In the end, they decided that the most urgent issue was mental health, which affects at least 1 in 5 veterans in the United States and includes PTSD, depression, and anxiety. According to Dougherty, veterans are 57 percent more likely to die by suicide than their civilian counterparts. “Solving mental health would help with issues like homelessness, food insecurity, unemployment, childcare, and others,” she explained. To alleviate the mental health crisis among veterans, Newmark and Dougherty have prioritized increasing the number of trained mental health care providers within the Veterans Affairs department and across the United States.

The money going towards this cause seems to be another cause’s loss, as nonprofit newsrooms that subsist largely on donor generosity struggle against economic headwinds. According to the news site Semafor, Craig Newmark Philanthropies reduced its support for THE CITY this year to just $10,000—this comes after several years of appearing in THE CITY’s funders list under the category of those who have given between $2,000,000 to $4,000,000. Other donors are also pulling out—the Ford Foundation, which is listed under the $100,000 to $499,999 category, did not renew its annual grant this year. These reductions presumably contributed to THE CITY’s $1.5 million funding drop this year, which has forced management to put its reporters on a four-day workweek, amounting to a 15 percent pay cut.

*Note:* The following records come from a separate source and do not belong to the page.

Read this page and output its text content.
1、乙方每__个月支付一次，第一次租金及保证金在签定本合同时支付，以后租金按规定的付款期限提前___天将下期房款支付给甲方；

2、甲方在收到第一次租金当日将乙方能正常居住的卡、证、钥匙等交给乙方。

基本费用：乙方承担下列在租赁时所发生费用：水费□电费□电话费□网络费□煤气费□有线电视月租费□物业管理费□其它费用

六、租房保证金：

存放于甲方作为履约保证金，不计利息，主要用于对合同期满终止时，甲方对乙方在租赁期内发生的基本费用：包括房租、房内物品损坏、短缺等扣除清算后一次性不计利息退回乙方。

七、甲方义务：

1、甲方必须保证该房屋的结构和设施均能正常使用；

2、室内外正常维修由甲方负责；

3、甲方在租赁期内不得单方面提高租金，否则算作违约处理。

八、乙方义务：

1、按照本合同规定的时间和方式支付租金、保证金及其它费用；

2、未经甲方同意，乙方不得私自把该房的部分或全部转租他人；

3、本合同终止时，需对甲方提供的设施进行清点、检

Semafor also reported that THE CITY overestimated their budget and made new hires that they later realized they could not afford.

On December 1, Executive Director Nic Dawes sent out a plea for readers to help the news organization with its end-of-year fundraising campaign, which started in the beginning of November. “We’re halfway through our crucial end-of-year campaign, but less than halfway towards our goal,” he said. “If you’ve ever relied on THE CITY for information about your neighborhood, your mayor, elections, public transit, or the issues you talk about at the office or with friends... please donate today, so we can keep providing that information for many years to come.”

THE CITY’s woes are shared by other news organizations like New York Public Radio, which laid off 40 employees, about 12 percent of its staff, after management and SAG-AFTRA failed to reach an agreement over how to plug the holes in their budget. Unlike their counterparts at THE CITY, executives at NYPR declined to take a pay cut, though they did relinquish a part of their bonuses.

Newmark maintains that his re-focus on veterans’ mental health does not mean he has abandoned his journalistic philanthropy—instead he insists he is deputizing his causes after setting up the infrastructure in past years. “I’ve created a network, and I ask people to do a lot of the work, giving them power that people normally grasp and hold on to and I do what I can to get out of the way,” he said. He also keeps in regular contact with people in the journalism world, including Joel Simon, the Director of the Journalism Protection Initiative at the Craig Newmark Graduate School of Journalism, who Newmark says is handling his efforts to protect journalists from harassment.

THE CITY did not provide additional comment.